After defining the local markets, it is vital to understnd where the health system players lie on a maturity spectrum. This measure is based on each system’s capabilities, including risk management, care coordination, consolidation, and IT sophistication. At Precision, we have developed a sophisticated IDN Maturity Model that organizes 700+ IDNs based on these characteristics. The IDNs are positioned on the maturity scale as shown in the Figure 3.
Once categorized by their sophistication in managing and controlling care delivery, each system’s full network can be sketched out with sites of care, provider practices, and individual health care provividers under management. This step is vital to ascertain the scale and the level of control the health system exhibits in the local market.

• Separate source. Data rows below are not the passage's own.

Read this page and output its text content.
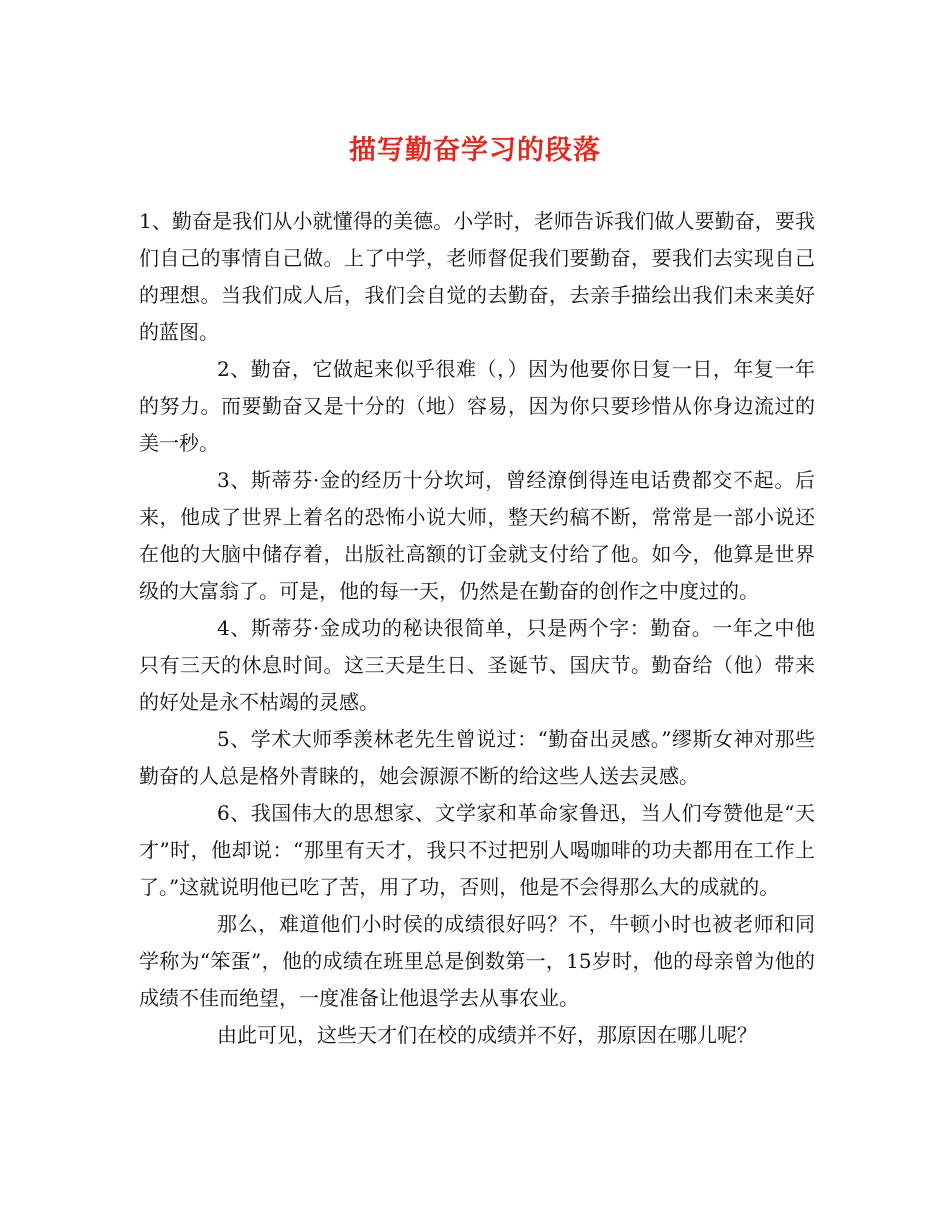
描写勤奋学习的段落

1、勤奋是我们从小就懂得的美德。小学时，老师告诉我们做人要勤奋，要我们自己的事情自己做。上了中学，老师督促我们要勤奋，要我们去实现自己的理想。当我们成人后，我们会自觉的去勤奋，去亲手描绘出我们未来美好的蓝图。

2、勤奋，它做起来似乎很难（，）因为他要你日复一日，年复一年的努力。而要勤奋又是十分的（地）容易，因为你只要珍惜从你身边流过的美一秒。

3、斯蒂芬·金的经历十分坎坷，曾经潦倒得连电话费都交不起。后来，他成了世界上着名的恐怖小说大师，整天约稿不断，常常是一部小说还在他的大脑中储存着，出版社高额的订金就支付给了他。如今，他算是世界级的大富翁了。可是，他的每一天，仍然是在勤奋的创作之中度过的。

4、斯蒂芬·金成功的秘诀很简单，只是两个字：勤奋。一年之中他只有三天的休息时间。这三天是生日、圣诞节、国庆节。勤奋给（他）带来的好处是永不枯竭的灵感。

5、学术大师季羡林老先生曾说过：“勤奋出灵感。”缪斯女神对那些勤奋的人总是格外青睐的，她会源源不断的给这些人送去灵感。

6、我国伟大的思想家、文学家和革命家鲁迅，当人们夸赞他是“天才”时，他却说：“那里有天才，我只不过把别人喝咖啡的功夫都用在工作上了。”这就说明他已吃了苦，用了功，否则，他是不会得那么大的成就的。

那么，难道他们小时侯的成绩很好吗？不，牛顿小时也被老师和同学称为“笨蛋”，他的成绩在班里总是倒数第一，15岁时，他的母亲曾为他的成绩不佳而绝望，一度准备让他退学去从事农业。

由此可见，这些天才们在校的成绩并不好，那原因在哪儿呢？
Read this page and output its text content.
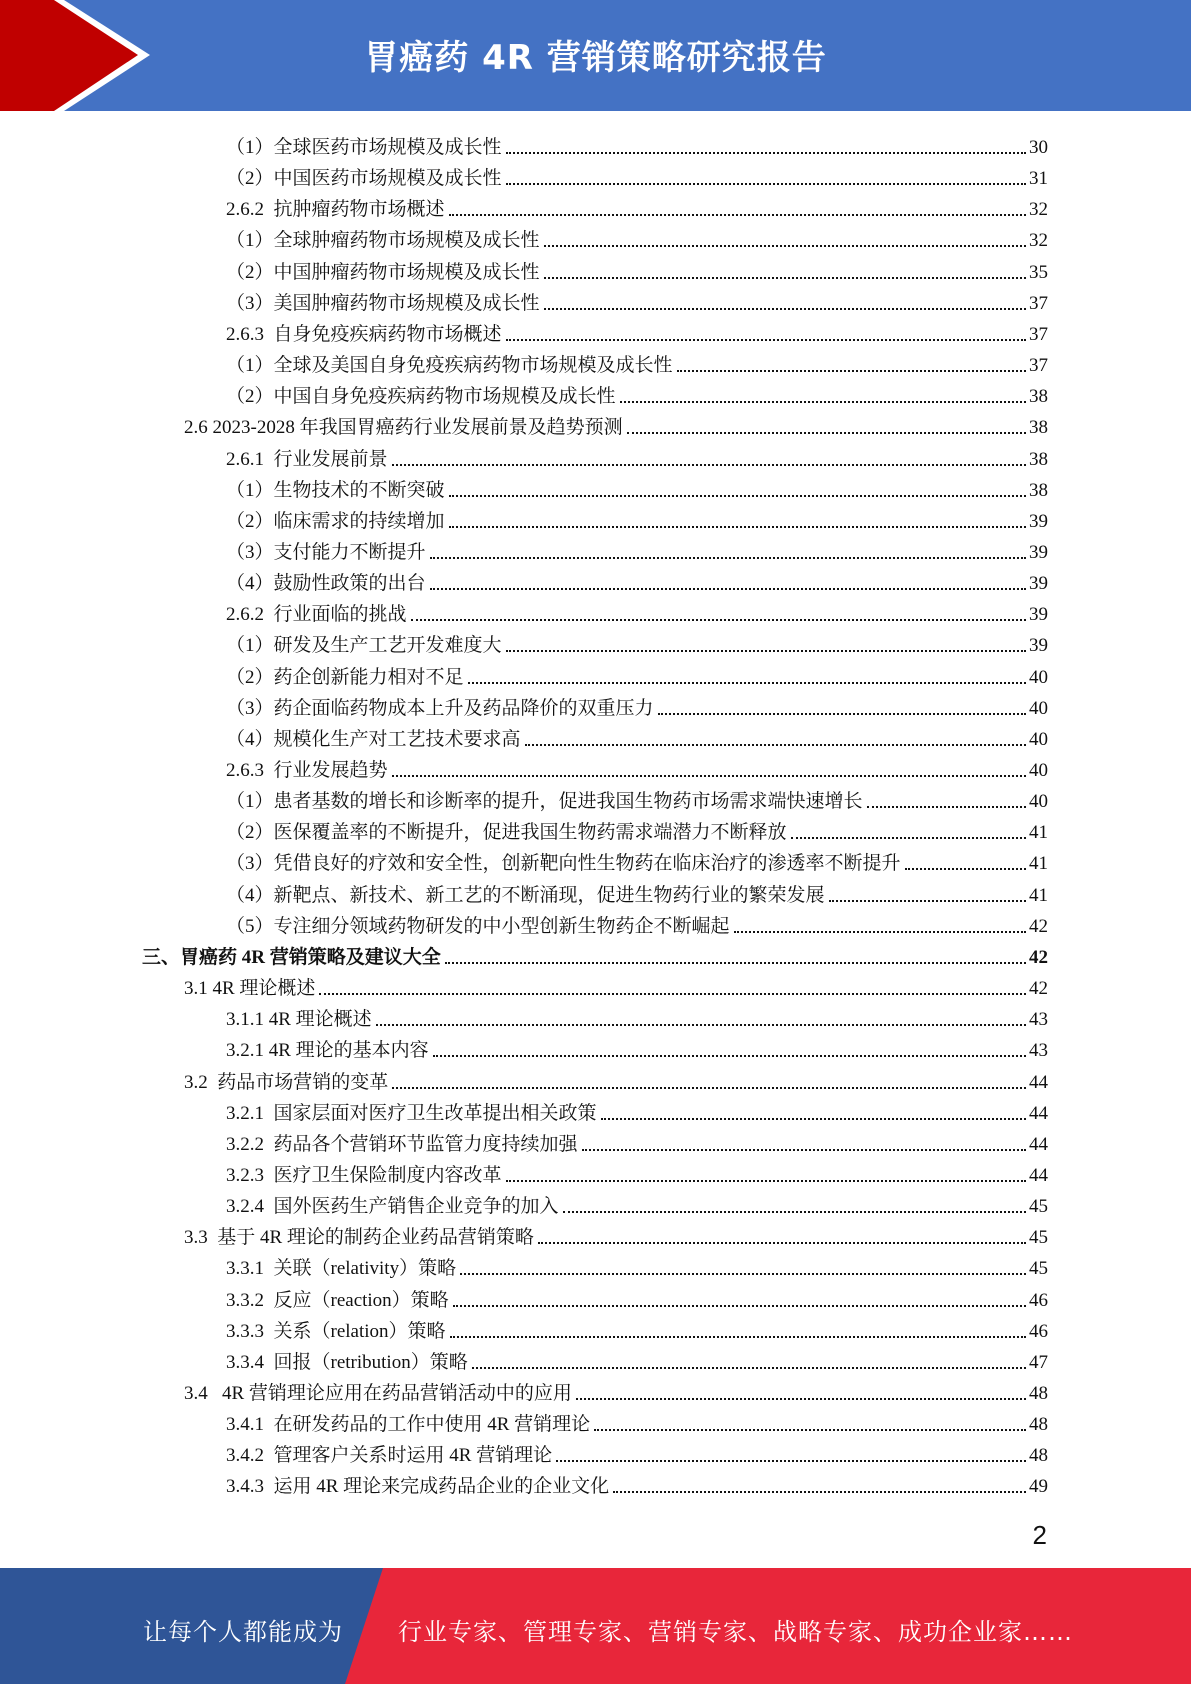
胃癌药 4R 营销策略研究报告
（1）全球医药市场规模及成长性	30
（2）中国医药市场规模及成长性	31
2.6.2  抗肿瘤药物市场概述	32
（1）全球肿瘤药物市场规模及成长性	32
（2）中国肿瘤药物市场规模及成长性	35
（3）美国肿瘤药物市场规模及成长性	37
2.6.3  自身免疫疾病药物市场概述	37
（1）全球及美国自身免疫疾病药物市场规模及成长性	37
（2）中国自身免疫疾病药物市场规模及成长性	38
2.6 2023-2028 年我国胃癌药行业发展前景及趋势预测	38
2.6.1  行业发展前景	38
（1）生物技术的不断突破	38
（2）临床需求的持续增加	39
（3）支付能力不断提升	39
（4）鼓励性政策的出台	39
2.6.2  行业面临的挑战	39
（1）研发及生产工艺开发难度大	39
（2）药企创新能力相对不足	40
（3）药企面临药物成本上升及药品降价的双重压力	40
（4）规模化生产对工艺技术要求高	40
2.6.3  行业发展趋势	40
（1）患者基数的增长和诊断率的提升，促进我国生物药市场需求端快速增长	40
（2）医保覆盖率的不断提升，促进我国生物药需求端潜力不断释放	41
（3）凭借良好的疗效和安全性，创新靶向性生物药在临床治疗的渗透率不断提升	41
（4）新靶点、新技术、新工艺的不断涌现，促进生物药行业的繁荣发展	41
（5）专注细分领域药物研发的中小型创新生物药企不断崛起	42
三、胃癌药 4R 营销策略及建议大全	42
3.1 4R 理论概述	42
3.1.1 4R 理论概述	43
3.2.1 4R 理论的基本内容	43
3.2  药品市场营销的变革	44
3.2.1  国家层面对医疗卫生改革提出相关政策	44
3.2.2  药品各个营销环节监管力度持续加强	44
3.2.3  医疗卫生保险制度内容改革	44
3.2.4  国外医药生产销售企业竞争的加入	45
3.3  基于 4R 理论的制药企业药品营销策略	45
3.3.1  关联（relativity）策略	45
3.3.2  反应（reaction）策略	46
3.3.3  关系（relation）策略	46
3.3.4  回报（retribution）策略	47
3.4   4R 营销理论应用在药品营销活动中的应用	48
3.4.1  在研发药品的工作中使用 4R 营销理论	48
3.4.2  管理客户关系时运用 4R 营销理论	48
3.4.3  运用 4R 理论来完成药品企业的企业文化	49
2
让每个人都能成为 行业专家、管理专家、营销专家、战略专家、成功企业家……
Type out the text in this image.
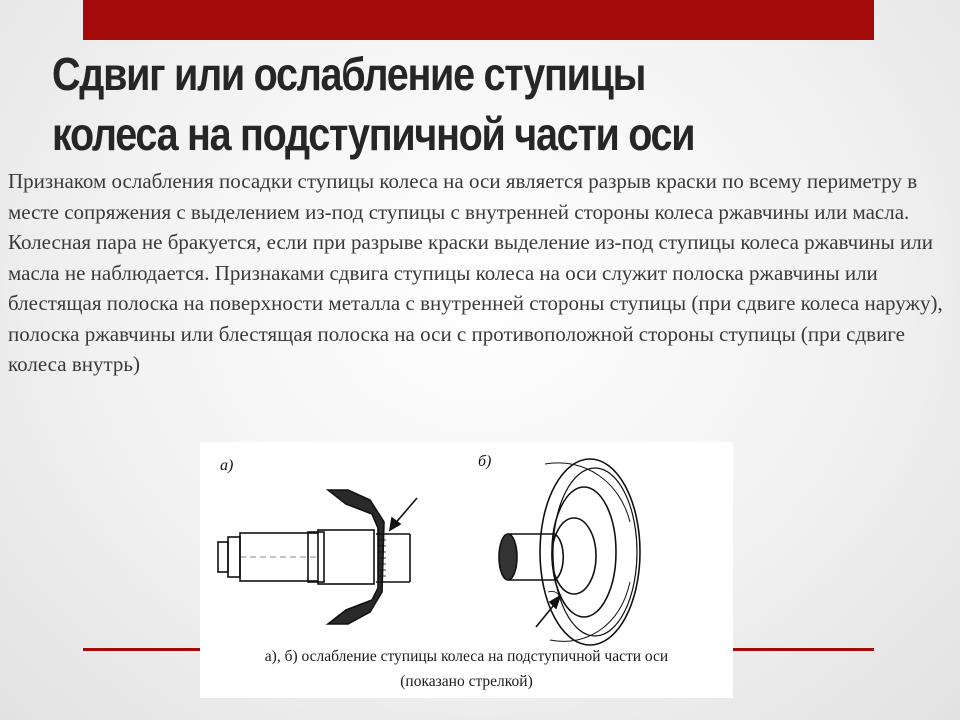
Сдвиг или ослабление ступицы
колеса на подступичной части оси

Признаком ослабления посадки ступицы колеса на оси является разрыв краски по всему периметру в месте сопряжения с выделением из-под ступицы с внутренней стороны колеса ржавчины или масла. Колесная пара не бракуется, если при разрыве краски выделение из-под ступицы колеса ржавчины или масла не наблюдается. Признаками сдвига ступицы колеса на оси служит полоска ржавчины или блестящая полоска на поверхности металла с внутренней стороны ступицы (при сдвиге колеса наружу), полоска ржавчины или блестящая полоска на оси с противоположной стороны ступицы (при сдвиге колеса внутрь)

а)	б)
а), б) ослабление ступицы колеса на подступичной части оси
(показано стрелкой)
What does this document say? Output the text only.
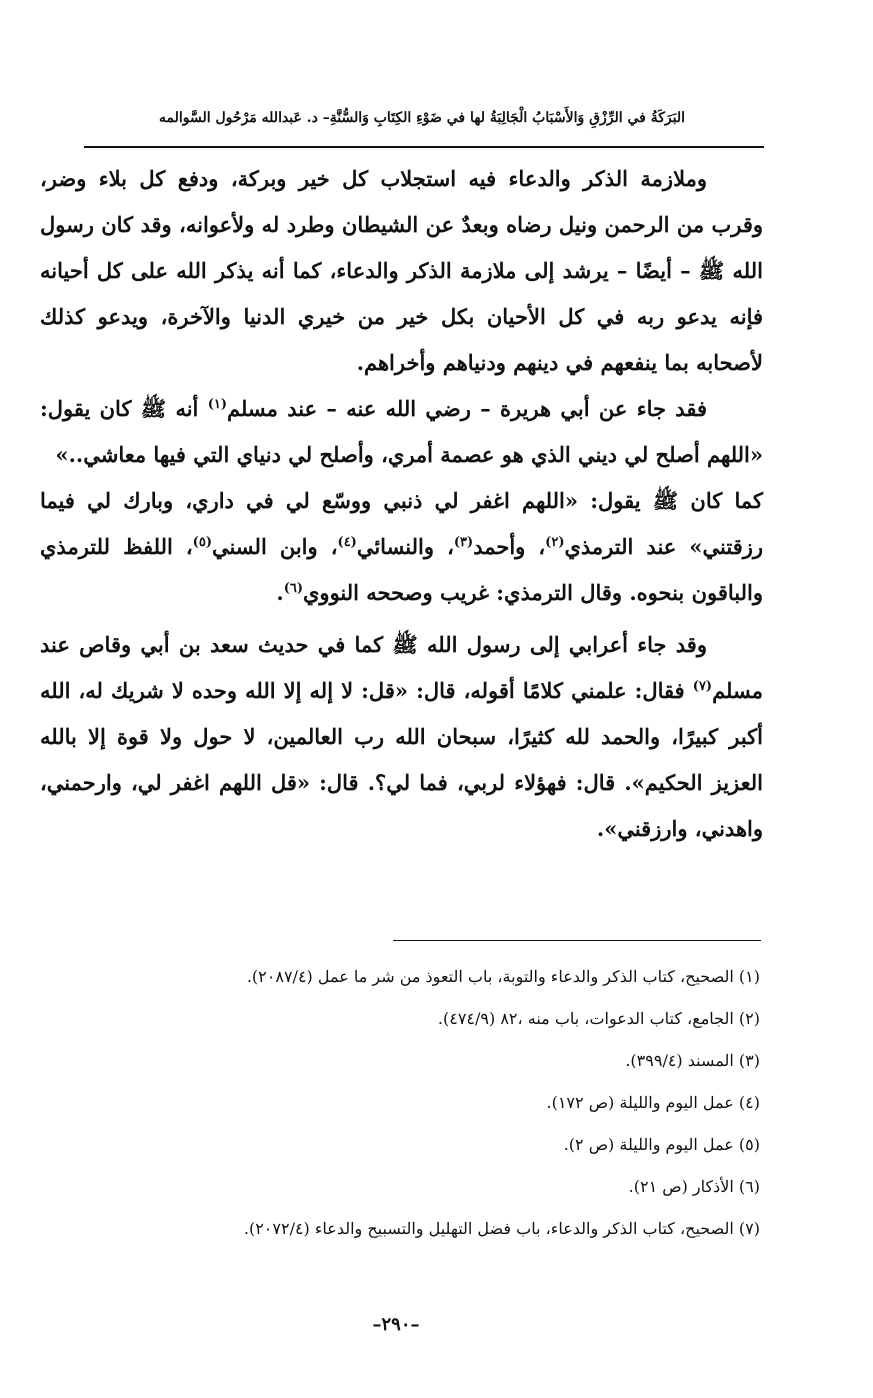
البَرَكَةُ في الرِّزْقِ وَالأَسْبَابُ الْجَالِبَةُ لها في ضَوْءِ الكِتَابِ وَالسُّنَّةِ– د. عَبدالله مَرْحُول السَّوالمه

وملازمة الذكر والدعاء فيه استجلاب كل خير وبركة، ودفع كل بلاء وضر، وقرب من الرحمن ونيل رضاه وبعدٌ عن الشيطان وطرد له ولأعوانه، وقد كان رسول الله ﷺ – أيضًا – يرشد إلى ملازمة الذكر والدعاء، كما أنه يذكر الله على كل أحيانه فإنه يدعو ربه في كل الأحيان بكل خير من خيري الدنيا والآخرة، ويدعو كذلك لأصحابه بما ينفعهم في دينهم ودنياهم وأخراهم.

فقد جاء عن أبي هريرة – رضي الله عنه – عند مسلم$^{(١)}$ أنه ﷺ كان يقول: «اللهم أصلح لي ديني الذي هو عصمة أمري، وأصلح لي دنياي التي فيها معاشي..»

كما كان ﷺ يقول: «اللهم اغفر لي ذنبي ووسّع لي في داري، وبارك لي فيما رزقتني» عند الترمذي$^{(٢)}$، وأحمد$^{(٣)}$، والنسائي$^{(٤)}$، وابن السني$^{(٥)}$، اللفظ للترمذي والباقون بنحوه. وقال الترمذي: غريب وصححه النووي$^{(٦)}$.

وقد جاء أعرابي إلى رسول الله ﷺ كما في حديث سعد بن أبي وقاص عند مسلم$^{(٧)}$ فقال: علمني كلامًا أقوله، قال: «قل: لا إله إلا الله وحده لا شريك له، الله أكبر كبيرًا، والحمد لله كثيرًا، سبحان الله رب العالمين، لا حول ولا قوة إلا بالله العزيز الحكيم». قال: فهؤلاء لربي، فما لي؟. قال: «قل اللهم اغفر لي، وارحمني، واهدني، وارزقني».

(١) الصحيح، كتاب الذكر والدعاء والتوبة، باب التعوذ من شر ما عمل (٢٠٨٧/٤).

(٢) الجامع، كتاب الدعوات، باب منه ،٨٢ (٤٧٤/٩).

(٣) المسند (٣٩٩/٤).

(٤) عمل اليوم والليلة (ص ١٧٢).

(٥) عمل اليوم والليلة (ص ٢).

(٦) الأذكار (ص ٢١).

(٧) الصحيح، كتاب الذكر والدعاء، باب فضل التهليل والتسبيح والدعاء (٢٠٧٢/٤).

–٢٩٠–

To better understand the total IDN network, Precision’s Provider Master is a tool that offers a turnkey, data vendor-agnostic, employment, ownership, and relationship map of the health care providers across the country. The Provider Master is displayed in a multilevel hierarchy that enables the unmasking of corporate decision-making and its impact on health care delivery (Figure 4).
Key Findings
What we have observed through our model is that the impact of high-control health systems on local market care delivery is positive and nonlinear. In addition, the influence of these systems has a significant spillover impact on the total health care delivery within the local markets in which they operate. This is critical to understand, as the drivers and levers of these systems, and the engagement model with these stakeholders (ie, partnerships, promotions, and contracts among stakeholders) have an effect not only within that health system but also on the overall local market. This impact has been identified as an influencer of many variables related to the provision of care, including but not limited to: (1) provider and channel contracting; (2) uptake of innovative treatment strategies; and (3) payer influence within the market.
Conclusion
For payers looking to expand partnerships with IDNs, oncology care providers competing in local markets, or pharmaceutical manufacturers looking to launch new products/indications or designing go-to-market strategies, it is vital to keep in mind that:
•the more fragmented the care, the lower the resistance to influence a local market;
•contracts with providers in network of sophisticated IDNs need to be modeled at the local market level, in context of all the stakeholders, to understand the true impact they can achieve;
•the higher the spread of high-control health systems in a local market, the lower the deviation in oncology care management; and
•quantify before you qualify, ie, model the impact of the system(s) before conducting research to address
the “why.”
References
1. Smith BD, Smith GL, Hurria A, Hortobagyi GN, Buchholz TA. Future of cancer incidence in the United States: burdens upon an aging, changing nation. 2009;27(17):2758-2765.